The same is true here in Ireland. As you know, the Irish people have been through five years of economic trauma. Many people have suffered unjustly as we have struggled to react to effects of the property bubble, and a deep financial and economic crisis. In the past two years, it is fair to say, we have made enormous strides forward. It has not been easy. It has required sacrifices of many people – people who had no hand, act or part in the creation of the problem. As a Government we have done everything we can to be as fair as we can. We have worked, night and day, not just to deal with our financial crisis, but to reform, re-position and re-invent our economy. Just as in Europe, financial stability in Ireland is vital, and we have had enormous success in brining that stability about. But stability is not enough. We also need jobs and growth.
This week, it is fair to say, we have had a set-back. The Government is disappointed that the public services unions did not vote to accept a new pay agreement, which would have reduced the public service pay bill by another 7 percent, on top of two pay reductions that public servants have already borne. It’s disappointing, but we always accepted that we were asking a lot. The question is, what do we do now?
This is a very serious moment for all of us.
Having achieved so much, are we now to put those achievements at risk?
Across the world, one of the things that people say about Ireland is that, yes, the problems are great, but we are dealing with them, and we are dealing with them without open conflict.
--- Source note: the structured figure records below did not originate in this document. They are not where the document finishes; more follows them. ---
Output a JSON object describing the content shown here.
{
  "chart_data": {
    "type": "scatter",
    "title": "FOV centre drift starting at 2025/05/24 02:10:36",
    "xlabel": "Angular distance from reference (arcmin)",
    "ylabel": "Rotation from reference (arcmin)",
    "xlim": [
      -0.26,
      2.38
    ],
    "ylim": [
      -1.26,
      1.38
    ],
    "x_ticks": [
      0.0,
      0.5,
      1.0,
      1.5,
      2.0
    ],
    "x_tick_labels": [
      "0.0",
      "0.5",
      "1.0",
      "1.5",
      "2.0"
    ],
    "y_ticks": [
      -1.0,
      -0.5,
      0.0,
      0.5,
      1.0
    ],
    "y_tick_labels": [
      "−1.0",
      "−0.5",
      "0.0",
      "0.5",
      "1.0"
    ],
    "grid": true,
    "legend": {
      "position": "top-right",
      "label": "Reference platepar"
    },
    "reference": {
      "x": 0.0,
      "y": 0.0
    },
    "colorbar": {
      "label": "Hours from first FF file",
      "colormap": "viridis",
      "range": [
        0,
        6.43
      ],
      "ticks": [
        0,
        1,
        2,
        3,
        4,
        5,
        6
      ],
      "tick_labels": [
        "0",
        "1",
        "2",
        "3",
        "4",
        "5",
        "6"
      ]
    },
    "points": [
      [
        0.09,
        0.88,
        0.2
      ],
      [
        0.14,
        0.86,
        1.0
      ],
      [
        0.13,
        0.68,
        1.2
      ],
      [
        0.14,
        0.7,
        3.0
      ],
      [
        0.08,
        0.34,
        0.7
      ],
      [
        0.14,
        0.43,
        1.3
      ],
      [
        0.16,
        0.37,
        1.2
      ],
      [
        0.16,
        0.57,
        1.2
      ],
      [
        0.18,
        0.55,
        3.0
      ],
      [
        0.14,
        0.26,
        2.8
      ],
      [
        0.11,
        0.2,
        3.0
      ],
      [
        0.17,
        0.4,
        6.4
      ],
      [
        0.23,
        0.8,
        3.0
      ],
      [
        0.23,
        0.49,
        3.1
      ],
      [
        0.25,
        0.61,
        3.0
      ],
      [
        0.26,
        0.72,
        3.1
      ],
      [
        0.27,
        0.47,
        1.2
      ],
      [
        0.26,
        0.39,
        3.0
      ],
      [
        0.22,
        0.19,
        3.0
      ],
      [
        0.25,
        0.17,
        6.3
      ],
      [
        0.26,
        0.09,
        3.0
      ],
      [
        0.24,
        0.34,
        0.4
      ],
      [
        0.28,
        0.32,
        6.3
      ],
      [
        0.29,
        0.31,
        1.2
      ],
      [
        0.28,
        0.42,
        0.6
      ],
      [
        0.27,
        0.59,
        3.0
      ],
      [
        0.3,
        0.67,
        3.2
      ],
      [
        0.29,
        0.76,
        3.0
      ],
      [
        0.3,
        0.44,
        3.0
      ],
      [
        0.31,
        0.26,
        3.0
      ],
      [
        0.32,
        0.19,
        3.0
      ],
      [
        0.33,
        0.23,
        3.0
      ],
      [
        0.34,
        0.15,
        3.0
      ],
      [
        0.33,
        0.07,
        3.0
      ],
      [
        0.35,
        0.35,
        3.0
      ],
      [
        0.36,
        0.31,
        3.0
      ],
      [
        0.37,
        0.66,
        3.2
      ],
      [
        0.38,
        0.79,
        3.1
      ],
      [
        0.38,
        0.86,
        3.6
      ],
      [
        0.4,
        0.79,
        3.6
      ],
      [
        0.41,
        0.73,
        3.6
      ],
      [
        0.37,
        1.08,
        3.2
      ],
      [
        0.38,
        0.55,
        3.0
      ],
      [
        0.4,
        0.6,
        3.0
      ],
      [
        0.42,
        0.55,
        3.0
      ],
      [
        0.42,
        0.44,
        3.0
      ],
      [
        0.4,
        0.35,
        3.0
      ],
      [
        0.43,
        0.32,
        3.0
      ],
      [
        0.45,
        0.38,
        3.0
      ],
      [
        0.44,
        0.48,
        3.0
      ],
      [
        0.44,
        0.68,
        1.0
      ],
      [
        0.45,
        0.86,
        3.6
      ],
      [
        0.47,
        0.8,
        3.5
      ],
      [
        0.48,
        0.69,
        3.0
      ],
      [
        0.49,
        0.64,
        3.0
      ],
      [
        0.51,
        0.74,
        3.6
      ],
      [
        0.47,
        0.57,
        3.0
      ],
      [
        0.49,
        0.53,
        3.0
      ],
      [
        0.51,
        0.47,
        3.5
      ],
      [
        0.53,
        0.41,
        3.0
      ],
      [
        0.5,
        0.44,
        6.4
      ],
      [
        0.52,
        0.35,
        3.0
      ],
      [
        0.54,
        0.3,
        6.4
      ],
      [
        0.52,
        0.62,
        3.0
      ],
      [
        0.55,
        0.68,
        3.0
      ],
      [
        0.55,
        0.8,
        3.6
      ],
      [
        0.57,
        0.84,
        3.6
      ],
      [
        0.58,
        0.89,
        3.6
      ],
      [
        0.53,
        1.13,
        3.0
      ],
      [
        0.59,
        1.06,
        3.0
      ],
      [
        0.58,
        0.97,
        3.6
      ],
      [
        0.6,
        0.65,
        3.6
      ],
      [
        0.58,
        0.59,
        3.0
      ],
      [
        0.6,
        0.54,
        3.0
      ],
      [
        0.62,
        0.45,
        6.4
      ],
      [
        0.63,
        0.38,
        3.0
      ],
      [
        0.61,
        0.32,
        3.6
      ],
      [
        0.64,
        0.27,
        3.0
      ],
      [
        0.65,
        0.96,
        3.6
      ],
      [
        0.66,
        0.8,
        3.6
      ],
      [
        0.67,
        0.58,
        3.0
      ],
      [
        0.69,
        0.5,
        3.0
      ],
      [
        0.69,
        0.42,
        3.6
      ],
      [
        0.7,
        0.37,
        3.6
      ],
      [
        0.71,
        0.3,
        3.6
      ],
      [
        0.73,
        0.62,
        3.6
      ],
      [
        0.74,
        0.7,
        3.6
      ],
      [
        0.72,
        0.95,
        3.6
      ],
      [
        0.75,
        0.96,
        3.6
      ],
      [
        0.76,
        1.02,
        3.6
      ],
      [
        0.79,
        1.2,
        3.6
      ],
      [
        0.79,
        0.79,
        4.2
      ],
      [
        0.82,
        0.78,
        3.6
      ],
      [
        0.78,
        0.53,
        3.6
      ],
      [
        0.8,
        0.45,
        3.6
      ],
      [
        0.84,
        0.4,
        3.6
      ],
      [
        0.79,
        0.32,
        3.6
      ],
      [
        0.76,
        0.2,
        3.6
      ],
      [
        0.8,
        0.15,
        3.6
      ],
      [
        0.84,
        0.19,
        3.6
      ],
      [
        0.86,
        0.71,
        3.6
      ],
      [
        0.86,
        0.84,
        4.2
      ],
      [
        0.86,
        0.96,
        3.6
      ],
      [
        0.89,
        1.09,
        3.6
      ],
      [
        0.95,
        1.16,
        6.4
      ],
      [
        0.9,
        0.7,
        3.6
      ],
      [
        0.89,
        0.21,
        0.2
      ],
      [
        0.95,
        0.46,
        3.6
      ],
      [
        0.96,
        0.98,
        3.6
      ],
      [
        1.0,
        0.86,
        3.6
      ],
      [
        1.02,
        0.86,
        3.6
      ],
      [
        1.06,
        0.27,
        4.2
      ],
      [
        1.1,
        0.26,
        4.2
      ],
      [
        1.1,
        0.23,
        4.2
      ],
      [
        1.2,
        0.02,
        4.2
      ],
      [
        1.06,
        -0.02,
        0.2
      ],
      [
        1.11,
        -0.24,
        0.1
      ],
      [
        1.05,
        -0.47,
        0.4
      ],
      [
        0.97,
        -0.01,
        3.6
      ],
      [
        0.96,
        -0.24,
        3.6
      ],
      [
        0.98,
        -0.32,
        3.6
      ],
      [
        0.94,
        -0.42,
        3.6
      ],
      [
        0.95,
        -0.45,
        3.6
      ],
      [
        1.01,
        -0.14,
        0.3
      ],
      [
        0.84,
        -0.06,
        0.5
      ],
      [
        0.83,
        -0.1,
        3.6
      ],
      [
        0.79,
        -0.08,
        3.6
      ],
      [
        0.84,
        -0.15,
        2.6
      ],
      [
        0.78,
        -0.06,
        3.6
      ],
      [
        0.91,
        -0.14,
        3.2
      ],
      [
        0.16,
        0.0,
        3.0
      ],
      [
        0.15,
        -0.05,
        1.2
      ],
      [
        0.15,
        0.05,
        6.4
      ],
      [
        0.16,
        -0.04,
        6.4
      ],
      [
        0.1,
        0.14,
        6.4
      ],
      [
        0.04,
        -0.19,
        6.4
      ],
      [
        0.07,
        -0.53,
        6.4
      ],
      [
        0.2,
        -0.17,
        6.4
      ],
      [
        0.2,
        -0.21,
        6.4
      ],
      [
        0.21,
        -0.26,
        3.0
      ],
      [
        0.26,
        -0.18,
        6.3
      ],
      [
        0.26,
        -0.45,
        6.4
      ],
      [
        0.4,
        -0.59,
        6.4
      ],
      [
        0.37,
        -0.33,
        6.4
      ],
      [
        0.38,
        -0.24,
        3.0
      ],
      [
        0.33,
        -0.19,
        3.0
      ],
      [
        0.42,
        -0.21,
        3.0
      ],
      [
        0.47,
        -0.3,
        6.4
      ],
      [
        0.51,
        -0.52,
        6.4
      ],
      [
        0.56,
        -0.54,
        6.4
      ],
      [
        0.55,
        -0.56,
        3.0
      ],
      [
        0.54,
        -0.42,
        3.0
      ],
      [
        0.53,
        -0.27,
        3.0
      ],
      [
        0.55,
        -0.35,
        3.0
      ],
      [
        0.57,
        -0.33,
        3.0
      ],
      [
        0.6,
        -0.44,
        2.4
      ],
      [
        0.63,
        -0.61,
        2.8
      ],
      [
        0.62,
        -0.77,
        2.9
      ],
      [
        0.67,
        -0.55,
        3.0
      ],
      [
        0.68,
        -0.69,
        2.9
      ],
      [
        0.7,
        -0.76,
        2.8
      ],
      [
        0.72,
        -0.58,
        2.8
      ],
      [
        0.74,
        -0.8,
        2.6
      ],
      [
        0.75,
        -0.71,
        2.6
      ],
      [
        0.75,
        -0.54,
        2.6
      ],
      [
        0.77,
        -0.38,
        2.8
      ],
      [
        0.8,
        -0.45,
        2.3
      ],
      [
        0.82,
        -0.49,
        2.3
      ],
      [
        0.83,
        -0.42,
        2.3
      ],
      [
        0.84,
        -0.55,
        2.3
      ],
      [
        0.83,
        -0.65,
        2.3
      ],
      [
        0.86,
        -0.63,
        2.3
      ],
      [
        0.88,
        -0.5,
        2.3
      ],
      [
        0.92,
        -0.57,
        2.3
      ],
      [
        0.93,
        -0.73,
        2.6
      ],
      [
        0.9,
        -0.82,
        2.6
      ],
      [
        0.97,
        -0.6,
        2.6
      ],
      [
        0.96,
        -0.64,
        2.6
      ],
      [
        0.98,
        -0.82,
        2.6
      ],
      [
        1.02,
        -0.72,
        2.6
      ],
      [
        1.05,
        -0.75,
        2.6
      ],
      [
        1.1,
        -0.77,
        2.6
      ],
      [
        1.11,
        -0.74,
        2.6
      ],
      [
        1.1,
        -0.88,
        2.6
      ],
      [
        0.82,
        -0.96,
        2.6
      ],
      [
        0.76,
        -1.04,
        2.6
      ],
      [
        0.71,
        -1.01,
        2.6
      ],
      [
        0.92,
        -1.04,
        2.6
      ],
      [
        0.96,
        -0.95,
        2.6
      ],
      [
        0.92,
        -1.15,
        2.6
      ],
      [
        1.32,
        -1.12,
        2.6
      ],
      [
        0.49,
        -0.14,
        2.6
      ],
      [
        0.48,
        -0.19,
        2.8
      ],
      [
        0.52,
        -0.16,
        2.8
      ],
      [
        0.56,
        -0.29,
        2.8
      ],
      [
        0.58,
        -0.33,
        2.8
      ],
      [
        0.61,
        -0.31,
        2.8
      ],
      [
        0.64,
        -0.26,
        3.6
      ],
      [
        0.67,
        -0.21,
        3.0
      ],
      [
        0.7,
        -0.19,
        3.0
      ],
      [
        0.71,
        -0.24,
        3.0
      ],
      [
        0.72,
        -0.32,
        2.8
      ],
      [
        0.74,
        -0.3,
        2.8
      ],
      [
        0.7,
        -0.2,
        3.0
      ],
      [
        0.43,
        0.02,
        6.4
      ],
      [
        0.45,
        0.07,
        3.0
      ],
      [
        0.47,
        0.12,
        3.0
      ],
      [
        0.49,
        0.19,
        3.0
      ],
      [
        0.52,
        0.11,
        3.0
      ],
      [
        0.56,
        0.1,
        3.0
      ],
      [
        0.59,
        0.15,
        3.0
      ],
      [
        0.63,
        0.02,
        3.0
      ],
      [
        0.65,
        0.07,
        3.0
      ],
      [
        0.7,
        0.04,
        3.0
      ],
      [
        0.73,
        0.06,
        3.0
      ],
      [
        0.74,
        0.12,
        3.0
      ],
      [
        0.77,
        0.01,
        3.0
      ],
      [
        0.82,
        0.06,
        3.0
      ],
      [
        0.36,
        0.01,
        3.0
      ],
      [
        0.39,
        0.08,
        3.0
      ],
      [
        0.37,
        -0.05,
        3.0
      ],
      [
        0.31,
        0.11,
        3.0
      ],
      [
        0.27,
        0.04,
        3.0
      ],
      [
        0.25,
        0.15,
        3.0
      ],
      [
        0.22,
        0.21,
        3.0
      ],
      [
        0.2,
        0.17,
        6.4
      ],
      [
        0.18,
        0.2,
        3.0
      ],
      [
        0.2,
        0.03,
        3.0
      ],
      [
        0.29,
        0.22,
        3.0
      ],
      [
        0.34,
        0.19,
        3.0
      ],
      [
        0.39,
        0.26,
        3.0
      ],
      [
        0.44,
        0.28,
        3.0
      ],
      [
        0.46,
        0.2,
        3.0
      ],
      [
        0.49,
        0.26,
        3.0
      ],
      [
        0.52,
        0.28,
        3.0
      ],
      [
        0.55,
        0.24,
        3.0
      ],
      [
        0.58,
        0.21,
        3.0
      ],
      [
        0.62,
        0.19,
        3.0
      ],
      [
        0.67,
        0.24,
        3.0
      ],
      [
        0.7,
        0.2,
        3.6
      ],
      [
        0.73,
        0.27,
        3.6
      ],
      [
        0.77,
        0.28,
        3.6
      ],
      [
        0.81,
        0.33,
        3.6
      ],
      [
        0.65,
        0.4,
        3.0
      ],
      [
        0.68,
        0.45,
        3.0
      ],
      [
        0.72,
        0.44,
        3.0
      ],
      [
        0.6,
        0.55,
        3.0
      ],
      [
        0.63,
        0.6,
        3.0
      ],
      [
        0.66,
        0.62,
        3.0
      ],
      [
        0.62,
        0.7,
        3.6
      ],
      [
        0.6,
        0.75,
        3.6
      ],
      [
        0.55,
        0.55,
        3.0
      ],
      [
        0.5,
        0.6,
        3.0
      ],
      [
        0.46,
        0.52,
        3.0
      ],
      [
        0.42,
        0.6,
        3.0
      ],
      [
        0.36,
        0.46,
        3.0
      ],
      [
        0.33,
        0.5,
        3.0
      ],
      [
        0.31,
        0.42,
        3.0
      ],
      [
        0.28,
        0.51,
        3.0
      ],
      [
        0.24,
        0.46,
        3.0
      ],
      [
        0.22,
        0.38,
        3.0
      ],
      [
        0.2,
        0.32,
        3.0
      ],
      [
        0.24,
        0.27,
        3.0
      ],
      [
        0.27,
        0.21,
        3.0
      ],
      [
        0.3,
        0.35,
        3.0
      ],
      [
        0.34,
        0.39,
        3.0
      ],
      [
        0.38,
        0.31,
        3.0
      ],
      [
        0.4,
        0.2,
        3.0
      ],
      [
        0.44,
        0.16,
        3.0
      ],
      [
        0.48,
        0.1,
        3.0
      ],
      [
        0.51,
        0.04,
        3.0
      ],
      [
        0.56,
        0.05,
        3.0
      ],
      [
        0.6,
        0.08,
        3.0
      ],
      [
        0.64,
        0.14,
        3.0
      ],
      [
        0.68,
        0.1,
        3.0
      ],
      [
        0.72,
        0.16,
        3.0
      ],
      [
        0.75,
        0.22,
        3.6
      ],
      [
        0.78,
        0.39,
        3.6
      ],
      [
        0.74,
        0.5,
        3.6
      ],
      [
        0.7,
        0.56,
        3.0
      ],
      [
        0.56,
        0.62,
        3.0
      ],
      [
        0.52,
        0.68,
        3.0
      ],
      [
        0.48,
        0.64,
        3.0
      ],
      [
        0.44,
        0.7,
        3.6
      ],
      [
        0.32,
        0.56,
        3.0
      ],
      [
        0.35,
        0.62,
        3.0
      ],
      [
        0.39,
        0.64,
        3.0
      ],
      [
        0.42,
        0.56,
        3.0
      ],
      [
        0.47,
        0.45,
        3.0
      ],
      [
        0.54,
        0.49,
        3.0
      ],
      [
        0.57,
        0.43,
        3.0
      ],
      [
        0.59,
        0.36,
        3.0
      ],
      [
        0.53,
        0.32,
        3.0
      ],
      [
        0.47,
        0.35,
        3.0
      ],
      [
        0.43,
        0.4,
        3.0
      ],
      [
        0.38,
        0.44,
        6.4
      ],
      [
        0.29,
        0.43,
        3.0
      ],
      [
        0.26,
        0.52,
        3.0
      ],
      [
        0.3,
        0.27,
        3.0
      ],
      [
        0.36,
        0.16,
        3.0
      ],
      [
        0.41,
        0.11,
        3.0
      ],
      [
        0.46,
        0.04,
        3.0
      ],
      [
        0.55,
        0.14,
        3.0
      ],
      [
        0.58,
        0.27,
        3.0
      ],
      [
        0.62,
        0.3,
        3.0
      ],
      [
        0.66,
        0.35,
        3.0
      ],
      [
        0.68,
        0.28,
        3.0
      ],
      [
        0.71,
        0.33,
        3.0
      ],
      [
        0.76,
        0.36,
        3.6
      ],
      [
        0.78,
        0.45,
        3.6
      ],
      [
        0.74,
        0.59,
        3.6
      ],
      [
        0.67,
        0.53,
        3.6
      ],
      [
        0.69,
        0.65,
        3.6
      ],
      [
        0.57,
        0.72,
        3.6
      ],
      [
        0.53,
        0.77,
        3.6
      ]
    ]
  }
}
That’s not the same as saying that people are happy with everything that has happened, - of course they aren’t - but we have maintained stability and industrial peace. Are we now going to put all of that at risk? Are we going to go down the road of conflict and confrontation?
There are no easy options. There are no fairytale solutions, but we are 85 percent of the way towards financial stability.
In the past two years, we have asked a lot of people. And what we have found is that, despite everything, there is a deep well of patriotism in this country. The vast majority of people want the country to succeed – because they know, that there is such a thing as society. They know that unless the country succeeds, none of us can succeed.
What the Government has to reflect on is how to move on from here. We have to respect the people who voted. We have to reflect on what that means, but we also have to reflect on the bigger picture. On how to guide the country forward to effectively exit the programme and continue the work of rebuilding the economy and creating jobs. We have to unite the country, not divide it. Where we look honestly at what it is that remains to be done, in financial reform, in budget adjustment, and in respect of economic growth.
Two years ago, very few people believed that Ireland would be able to exit its programme in 2013. Today, we are only seven months from achieving that goal. What we have achieved has been remarkable. What we need to do now, is to set out our goal, of how to finish the job, and how to do it fairly. I am confident we can do that.